The new study, published in an advance, online edition of the Journal of Biological Chemistry, shows for the first time that levels of this regulating protein are decreased in the brains of Alzheimer’s disease sufferers and that this decrease could be a significant factor in the advance of the disease.
The regulator is known as Rheb, a protein that many believe may be active in neural plasticity, the ability of the brain to change in response to learning.
In the new study, the scientists found that Rheb binds and regulates activity of a molecule known as BACE1, an important enzyme in Alzheimer’s disease pathology, establishing for the first time a new molecular link between Rheb and BACE1.

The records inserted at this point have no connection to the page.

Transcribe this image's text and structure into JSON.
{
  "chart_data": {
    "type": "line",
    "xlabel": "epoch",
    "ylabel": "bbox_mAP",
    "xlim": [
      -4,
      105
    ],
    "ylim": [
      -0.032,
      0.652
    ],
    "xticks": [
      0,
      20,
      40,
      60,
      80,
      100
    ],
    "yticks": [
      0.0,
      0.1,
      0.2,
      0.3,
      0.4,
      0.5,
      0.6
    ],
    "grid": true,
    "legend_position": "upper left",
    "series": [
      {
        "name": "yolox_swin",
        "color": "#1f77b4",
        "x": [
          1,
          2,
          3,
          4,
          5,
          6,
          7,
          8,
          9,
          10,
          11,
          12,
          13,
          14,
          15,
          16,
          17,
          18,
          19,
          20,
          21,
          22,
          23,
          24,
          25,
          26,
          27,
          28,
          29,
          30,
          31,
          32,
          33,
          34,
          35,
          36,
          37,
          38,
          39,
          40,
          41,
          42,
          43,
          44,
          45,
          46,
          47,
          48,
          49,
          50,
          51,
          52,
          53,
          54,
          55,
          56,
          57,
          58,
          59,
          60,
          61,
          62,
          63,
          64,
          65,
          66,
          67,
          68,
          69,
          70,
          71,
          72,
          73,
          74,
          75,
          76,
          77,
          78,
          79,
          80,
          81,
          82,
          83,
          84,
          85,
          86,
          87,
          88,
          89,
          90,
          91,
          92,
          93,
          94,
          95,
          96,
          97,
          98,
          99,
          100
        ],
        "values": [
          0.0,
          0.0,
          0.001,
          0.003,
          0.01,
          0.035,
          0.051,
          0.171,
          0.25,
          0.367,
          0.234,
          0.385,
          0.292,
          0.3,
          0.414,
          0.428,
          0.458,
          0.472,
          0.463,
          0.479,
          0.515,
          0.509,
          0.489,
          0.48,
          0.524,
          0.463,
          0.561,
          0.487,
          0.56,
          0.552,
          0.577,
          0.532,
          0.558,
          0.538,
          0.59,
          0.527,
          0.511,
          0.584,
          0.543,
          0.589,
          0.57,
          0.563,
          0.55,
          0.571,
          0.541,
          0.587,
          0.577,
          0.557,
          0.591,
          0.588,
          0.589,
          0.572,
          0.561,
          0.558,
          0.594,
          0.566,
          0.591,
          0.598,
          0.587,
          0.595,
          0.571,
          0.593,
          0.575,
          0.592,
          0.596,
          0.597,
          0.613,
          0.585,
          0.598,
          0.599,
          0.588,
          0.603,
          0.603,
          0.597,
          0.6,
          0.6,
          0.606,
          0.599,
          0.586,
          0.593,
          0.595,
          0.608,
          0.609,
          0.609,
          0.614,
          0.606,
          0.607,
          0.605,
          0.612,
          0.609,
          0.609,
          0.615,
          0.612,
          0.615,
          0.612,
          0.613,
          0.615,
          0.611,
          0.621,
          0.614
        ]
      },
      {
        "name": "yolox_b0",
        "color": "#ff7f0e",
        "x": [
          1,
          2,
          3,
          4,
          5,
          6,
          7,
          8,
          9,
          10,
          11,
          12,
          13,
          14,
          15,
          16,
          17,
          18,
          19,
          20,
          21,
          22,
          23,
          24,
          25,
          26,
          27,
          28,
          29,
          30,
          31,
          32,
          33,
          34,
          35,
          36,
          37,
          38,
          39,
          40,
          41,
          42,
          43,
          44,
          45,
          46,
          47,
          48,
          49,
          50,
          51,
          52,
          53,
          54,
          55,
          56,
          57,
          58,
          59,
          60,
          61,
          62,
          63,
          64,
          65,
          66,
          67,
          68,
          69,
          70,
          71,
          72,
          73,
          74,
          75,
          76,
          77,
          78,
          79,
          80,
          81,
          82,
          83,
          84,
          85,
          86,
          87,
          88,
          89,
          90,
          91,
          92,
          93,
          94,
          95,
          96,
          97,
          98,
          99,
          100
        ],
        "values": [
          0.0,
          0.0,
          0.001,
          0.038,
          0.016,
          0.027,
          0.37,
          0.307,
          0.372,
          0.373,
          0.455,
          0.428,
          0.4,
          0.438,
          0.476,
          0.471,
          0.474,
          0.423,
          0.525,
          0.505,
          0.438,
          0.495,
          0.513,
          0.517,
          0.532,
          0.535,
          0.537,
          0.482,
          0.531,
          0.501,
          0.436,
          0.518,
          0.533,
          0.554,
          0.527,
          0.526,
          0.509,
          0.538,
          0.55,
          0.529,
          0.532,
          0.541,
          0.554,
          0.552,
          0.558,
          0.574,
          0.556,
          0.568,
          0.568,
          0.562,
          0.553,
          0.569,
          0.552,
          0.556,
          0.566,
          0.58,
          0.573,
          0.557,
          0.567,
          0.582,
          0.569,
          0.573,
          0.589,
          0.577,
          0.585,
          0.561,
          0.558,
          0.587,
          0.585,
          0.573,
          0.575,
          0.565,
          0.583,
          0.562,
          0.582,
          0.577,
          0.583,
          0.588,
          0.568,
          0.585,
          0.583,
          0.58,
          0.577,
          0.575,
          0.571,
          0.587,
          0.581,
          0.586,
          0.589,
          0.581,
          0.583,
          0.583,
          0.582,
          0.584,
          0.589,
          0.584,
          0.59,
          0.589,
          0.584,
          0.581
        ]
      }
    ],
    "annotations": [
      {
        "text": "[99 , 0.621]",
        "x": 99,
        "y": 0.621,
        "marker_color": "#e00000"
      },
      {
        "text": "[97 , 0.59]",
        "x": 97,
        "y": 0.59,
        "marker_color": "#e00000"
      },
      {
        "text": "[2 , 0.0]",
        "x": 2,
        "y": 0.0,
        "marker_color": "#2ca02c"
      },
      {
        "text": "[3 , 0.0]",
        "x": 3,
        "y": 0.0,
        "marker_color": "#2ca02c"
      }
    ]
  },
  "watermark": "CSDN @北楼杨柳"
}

“We found that Rheb regulates BACE1, which is a major drug target in Alzheimer’s disease,” said Srini Subramaniam, a TSRI biologist who led the study. “Studies of the autopsied brains of Alzheimer’s patients have found a significant reduction in Rheb, so it is possible that an increase in Rheb could reverse the buildup of amyloid plaque.”
The study noted that in some genetically modified animal models, an increase of Rheb has already been shown to reduce BACE1 levels and the production of amyloid plaque.
“If we can uncover the mechanism by which Rheb alters BACE1 levels, that would be a very good drug target,” said Neelam Shahani, a first author of the study with William Pryor, both research associates in the Subramaniam lab.
The new study indicates that Rheb degrades BACE1 through a number of pathways, but more research needs to be done before drug candidates can be developed.
“We’re very interested in the disease process and plan to keep moving forward to understand precisely how Rheb regulates BACE1,” said Pryor.